IQU (formally Icu) is Olympia based duo Kento Oiwa and Michiko Swiggs. Their bio says that after meeting in college they became fast friends, but one line in particular (“it wasn’t until attending a noise rave in Osaka that the duo decided to start making music together”) describes perfectly the type of bond that forged the IQU we know today. Since 1998 and leading up to this years Sun Q, the band has released two just ok EPs and only one proper album, 1998’s Chotto Matte a Moment !. It’s taken more than a little time for IQU to follow that record, but now that it’s finally arrived, one thing has remained true about the band; these kids love playing with sound. The time in between these releases has served the band well too, as they have developed a somewhat buzz worthy live performance. This is for good reason; Oiwa’s theremin playing is one of the coolest things I’ve ever seen in concert. Shit, even Trail of Dead stopped whatever it was they were doing and stood by the side of the stage to watch the bands set. Here was this electronic act capturing the attention of drunken hard rock/punk fans, as well as the so-hip-it-hurts, imported beer drinking cool guys. One would think this nothing new due to the abundance of quality electronica enthusiasts are exposed to, but IQU posses a cutesy funk about them that is refreshing in its honesty. Alternating almost jap-pop melodies with slow jams that feature a poignant, weeping theremin, IQU connect with the little pop-oriented (oriental) space boy in us all. Hands down, the best tracks on Sun Q are opener “Under the Cherry Blossom,” “Loving You” (both instrumental pieces), and the albums lovely title track. The noisier, driving pulses of the electronic numbers also stand out as one of IQU’s strengths. The only thing that really puts a damper on this album is that some songs sound almost too close for comfort to those cheesy, mid-late 90’s electronic party beats that do not age very well, as time has shown. Had IQU cut the weaker tracks, like the totally uninteresting, TV commercial music of “The 9th Line,” and added a couple more bitch’n almost-rave like beats or wonderful theremin solos, Sun Q’s consistency would have benefited greatly.

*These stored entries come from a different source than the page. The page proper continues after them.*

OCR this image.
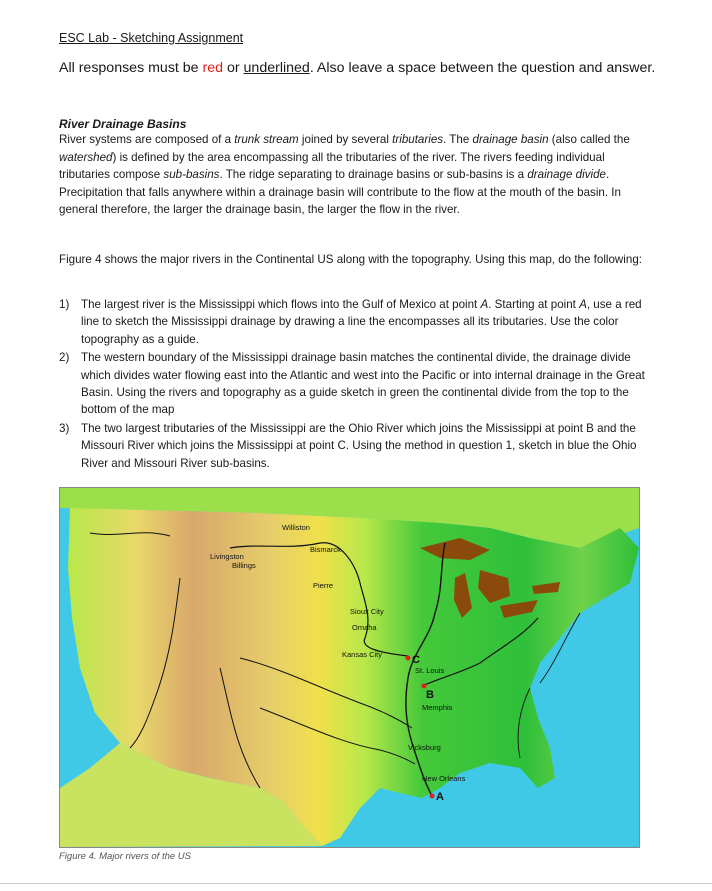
ESC Lab - Sketching Assignment
All responses must be red or underlined. Also leave a space between the question and answer.
River Drainage Basins
River systems are composed of a trunk stream joined by several tributaries. The drainage basin (also called the watershed) is defined by the area encompassing all the tributaries of the river. The rivers feeding individual tributaries compose sub-basins. The ridge separating to drainage basins or sub-basins is a drainage divide. Precipitation that falls anywhere within a drainage basin will contribute to the flow at the mouth of the basin. In general therefore, the larger the drainage basin, the larger the flow in the river.
Figure 4 shows the major rivers in the Continental US along with the topography. Using this map, do the following:
1) The largest river is the Mississippi which flows into the Gulf of Mexico at point A. Starting at point A, use a red line to sketch the Mississippi drainage by drawing a line the encompasses all its tributaries. Use the color topography as a guide.
2) The western boundary of the Mississippi drainage basin matches the continental divide, the drainage divide which divides water flowing east into the Atlantic and west into the Pacific or into internal drainage in the Great Basin. Using the rivers and topography as a guide sketch in green the continental divide from the top to the bottom of the map
3) The two largest tributaries of the Mississippi are the Ohio River which joins the Mississippi at point B and the Missouri River which joins the Mississippi at point C. Using the method in question 1, sketch in blue the Ohio River and Missouri River sub-basins.
Williston
Bismarck
Livingston
Billings
Pierre
Sioux City
Omaha
Kansas City
St. Louis
Memphis
Vicksburg
New Orleans
C
B
A
Figure 4. Major rivers of the US
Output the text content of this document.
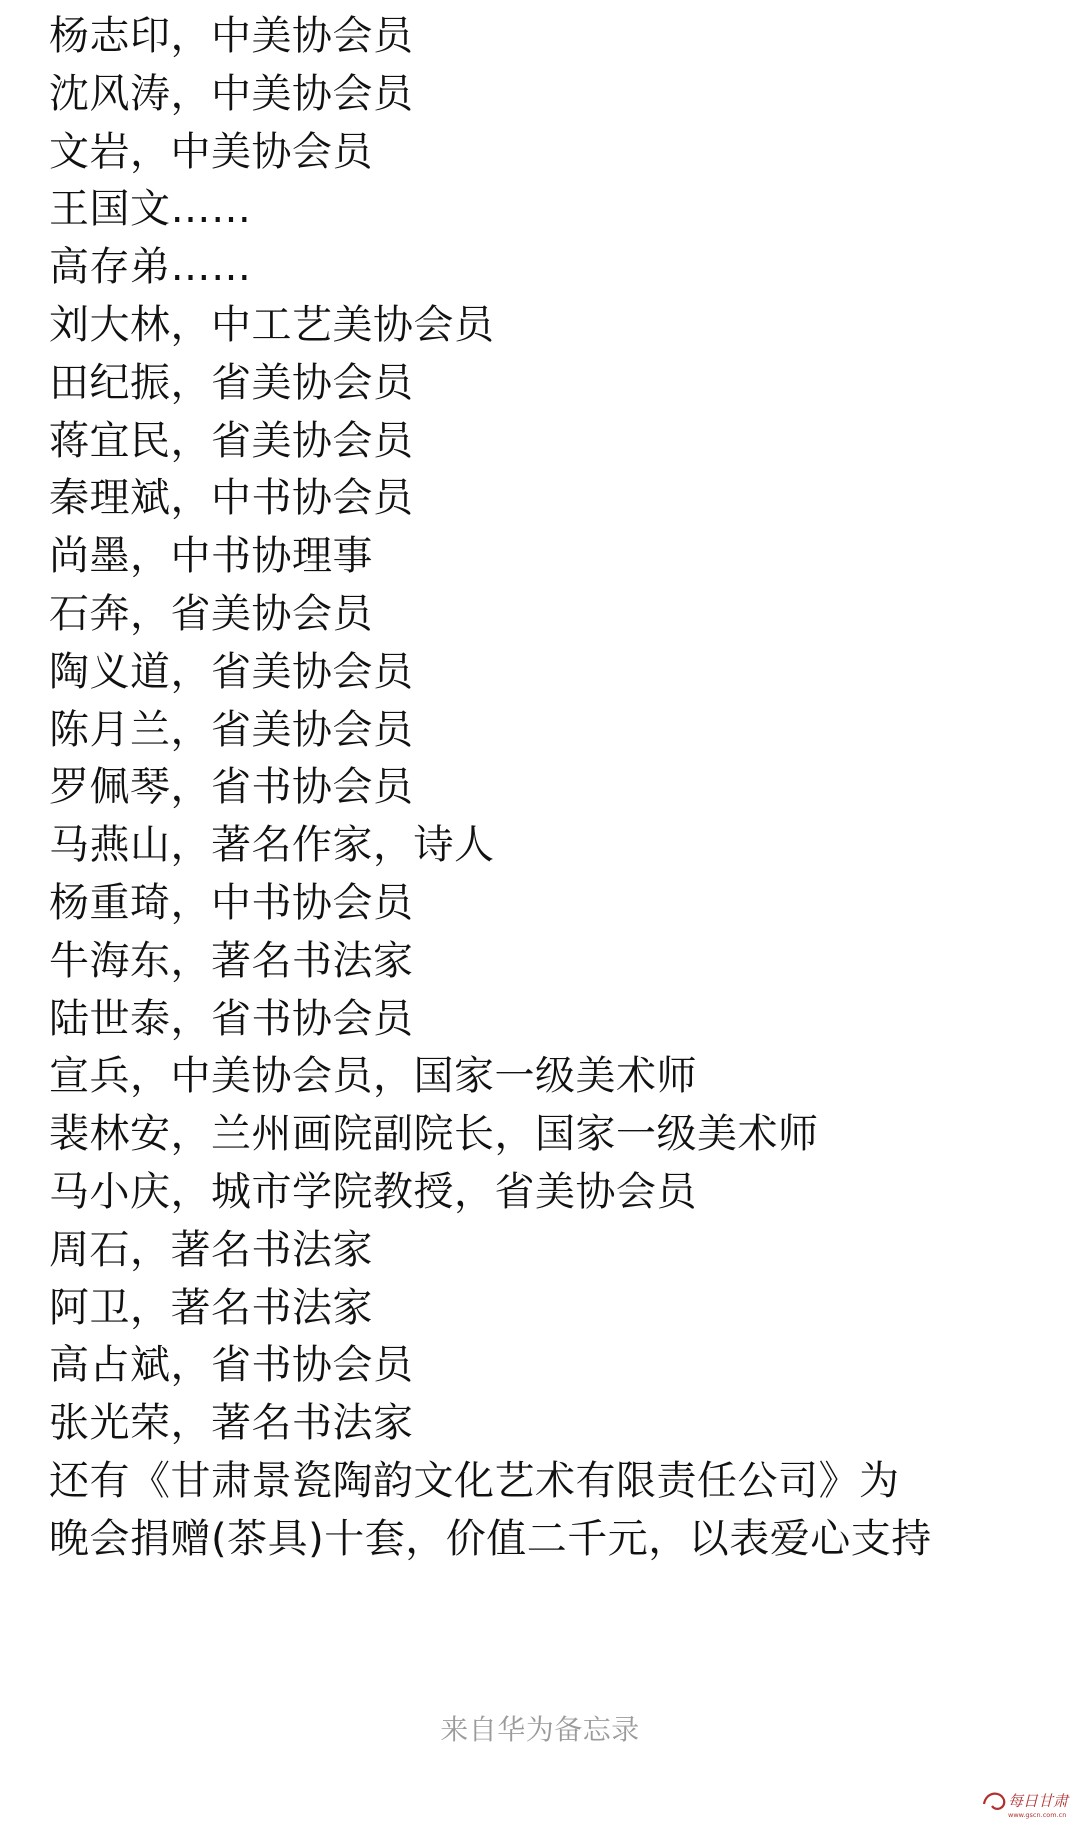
杨志印，中美协会员
沈风涛，中美协会员
文岩，中美协会员
王国文……
高存弟……
刘大林，中工艺美协会员
田纪振，省美协会员
蒋宜民，省美协会员
秦理斌，中书协会员
尚墨，中书协理事
石奔，省美协会员
陶义道，省美协会员
陈月兰，省美协会员
罗佩琴，省书协会员
马燕山，著名作家，诗人
杨重琦，中书协会员
牛海东，著名书法家
陆世泰，省书协会员
宣兵，中美协会员，国家一级美术师
裴林安，兰州画院副院长，国家一级美术师
马小庆，城市学院教授，省美协会员
周石，著名书法家
阿卫，著名书法家
高占斌，省书协会员
张光荣，著名书法家
还有《甘肃景瓷陶韵文化艺术有限责任公司》为
晚会捐赠(茶具)十套，价值二千元，以表爱心支持
来自华为备忘录
每日甘肃
www.gscn.com.cn
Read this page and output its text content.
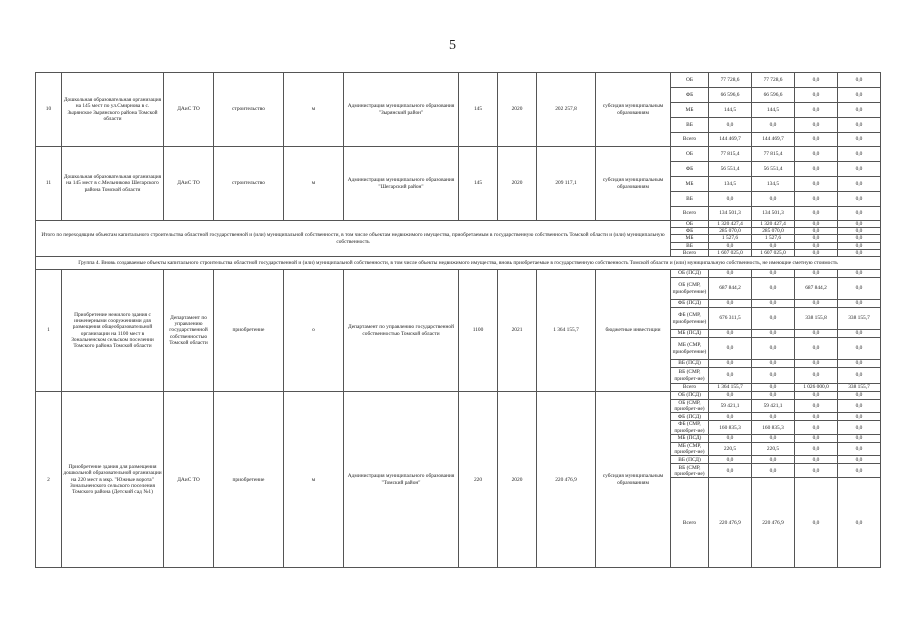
5
10	Дошкольная образовательная организация на 145 мест по ул.Смирнова в с. Зырянское Зырянского района Томской области	ДАиС ТО	строительство	м	Администрация муниципального образования "Зырянский район"	145	2020	202 257,8	субсидия муниципальным образованиям	ОБ	77 728,6	77 728,6	0,0	0,0
										ФБ	66 596,6	66 596,6	0,0	0,0
										МБ	144,5	144,5	0,0	0,0
										ВБ	0,0	0,0	0,0	0,0
										Всего	144 469,7	144 469,7	0,0	0,0
11	Дошкольная образовательная организация на 145 мест в с.Мельниково Шегарского района Томской области	ДАиС ТО	строительство	м	Администрация муниципального образования "Шегарский район"	145	2020	209 117,1	субсидия муниципальным образованиям	ОБ	77 815,4	77 815,4	0,0	0,0
										ФБ	56 551,4	56 551,4	0,0	0,0
										МБ	134,5	134,5	0,0	0,0
										ВБ	0,0	0,0	0,0	0,0
										Всего	134 501,3	134 501,3	0,0	0,0
Итого по переходящим объектам капитального строительства областной государственной и (или) муниципальной собственности, в том числе объектам недвижимого имущества, приобретаемым в государственную собственность Томской области и (или) муниципальную собственность										ОБ	1 320 427,4	1 320 427,4	0,0	0,0
										ФБ	285 070,0	285 070,0	0,0	0,0
										МБ	1 527,6	1 527,6	0,0	0,0
										ВБ	0,0	0,0	0,0	0,0
										Всего	1 607 025,0	1 607 025,0	0,0	0,0
Группа 4. Вновь создаваемые объекты капитального строительства областной государственной и (или) муниципальной собственности, в том числе объекты недвижимого имущества, вновь приобретаемые в государственную собственность Томской области и (или) муниципальную собственность, не имеющие сметную стоимость														
1	Приобретение нежилого здания с инженерными сооружениями для размещения общеобразовательной организации на 1100 мест в Зональненском сельском поселении Томского района Томской области	Департамент по управлению государственной собственностью Томской области	приобретение	о	Департамент по управлению государственной собственностью Томской области	1100	2021	1 364 155,7	бюджетные инвестиции	ОБ (ПСД)	0,0	0,0	0,0	0,0
										ОБ (СМР, приобретение)	687 844,2	0,0	687 844,2	0,0
										ФБ (ПСД)	0,0	0,0	0,0	0,0
										ФБ (СМР, приобретение)	676 311,5	0,0	338 155,8	338 155,7
										МБ (ПСД)	0,0	0,0	0,0	0,0
										МБ (СМР, приобретение)	0,0	0,0	0,0	0,0
										ВБ (ПСД)	0,0	0,0	0,0	0,0
										ВБ (СМР, приобрет-ие)	0,0	0,0	0,0	0,0
										Всего	1 364 155,7	0,0	1 026 000,0	338 155,7
2	Приобретение здания для размещения дошкольной образовательной организации на 220 мест в мкр. "Южные ворота" Зональненского сельского поселения Томского района (Детский сад №1)	ДАиС ТО	приобретение	м	Администрация муниципального образования "Томский район"	220	2020	220 476,9	субсидия муниципальным образованиям	ОБ (ПСД)	0,0	0,0	0,0	0,0
										ОБ (СМР, приобрет-ие)	59 421,1	59 421,1	0,0	0,0
										ФБ (ПСД)	0,0	0,0	0,0	0,0
										ФБ (СМР, приобрет-ие)	160 835,3	160 835,3	0,0	0,0
										МБ (ПСД)	0,0	0,0	0,0	0,0
										МБ (СМР, приобрет-ие)	220,5	220,5	0,0	0,0
										ВБ (ПСД)	0,0	0,0	0,0	0,0
										ВБ (СМР, приобрет-ие)	0,0	0,0	0,0	0,0
										Всего	220 476,9	220 476,9	0,0	0,0
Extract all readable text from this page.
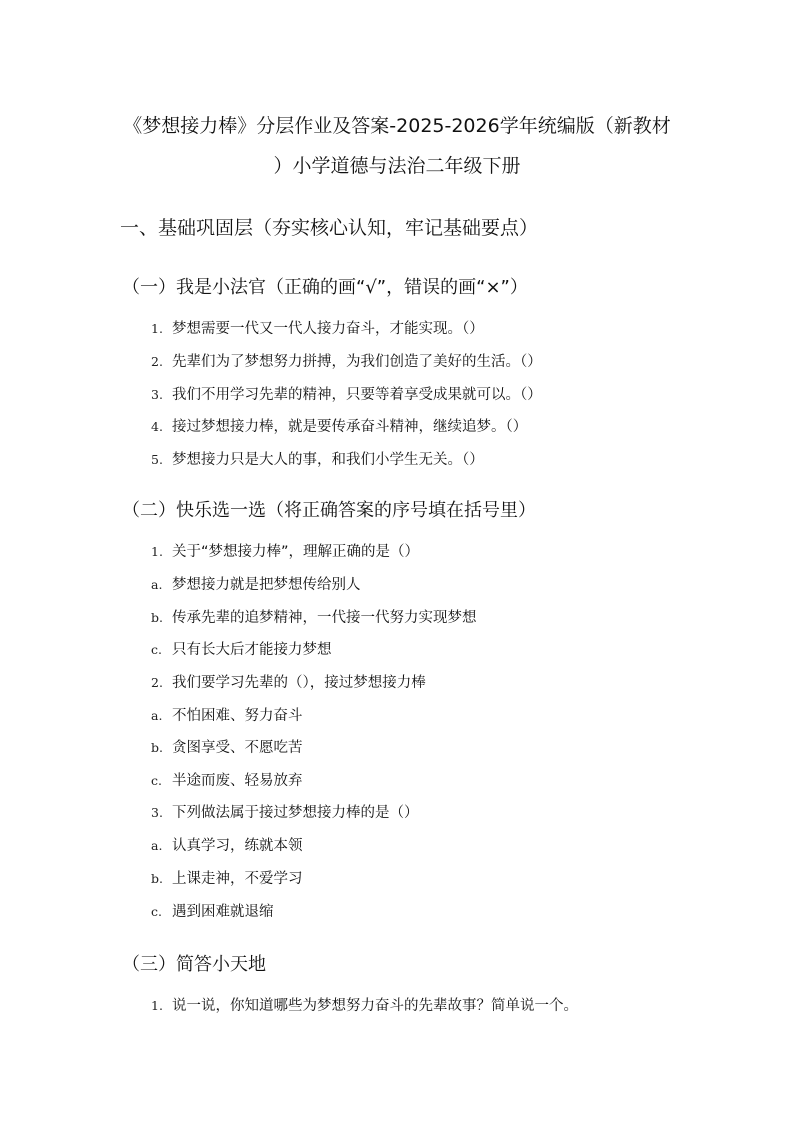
《梦想接力棒》分层作业及答案-2025-2026学年统编版（新教材
）小学道德与法治二年级下册
一、基础巩固层（夯实核心认知，牢记基础要点）
（一）我是小法官（正确的画“√”，错误的画“×”）
1. 梦想需要一代又一代人接力奋斗，才能实现。（）
2. 先辈们为了梦想努力拼搏，为我们创造了美好的生活。（）
3. 我们不用学习先辈的精神，只要等着享受成果就可以。（）
4. 接过梦想接力棒，就是要传承奋斗精神，继续追梦。（）
5. 梦想接力只是大人的事，和我们小学生无关。（）
（二）快乐选一选（将正确答案的序号填在括号里）
1. 关于“梦想接力棒”，理解正确的是（）
a. 梦想接力就是把梦想传给别人
b. 传承先辈的追梦精神，一代接一代努力实现梦想
c. 只有长大后才能接力梦想
2. 我们要学习先辈的（），接过梦想接力棒
a. 不怕困难、努力奋斗
b. 贪图享受、不愿吃苦
c. 半途而废、轻易放弃
3. 下列做法属于接过梦想接力棒的是（）
a. 认真学习，练就本领
b. 上课走神，不爱学习
c. 遇到困难就退缩
（三）简答小天地
1. 说一说，你知道哪些为梦想努力奋斗的先辈故事？简单说一个。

The concert went on to become my second favorite concert, right behind seeing Trail of Dead for the first time a year and a half before. This time around though, another band had added to my grin of satisfaction after the show. Being surprised by a cool opening act that also refreshes (mostly) a musical genre does not happen very often, and seeing IQU live was a pure delight in this sense. If nothing else, seeing a guy with greasy hair, ripped jeans and a Black Flag t-shirt nodding his head and swaying his hips to these kinds of beats should be evidence enough of IQU’s potential.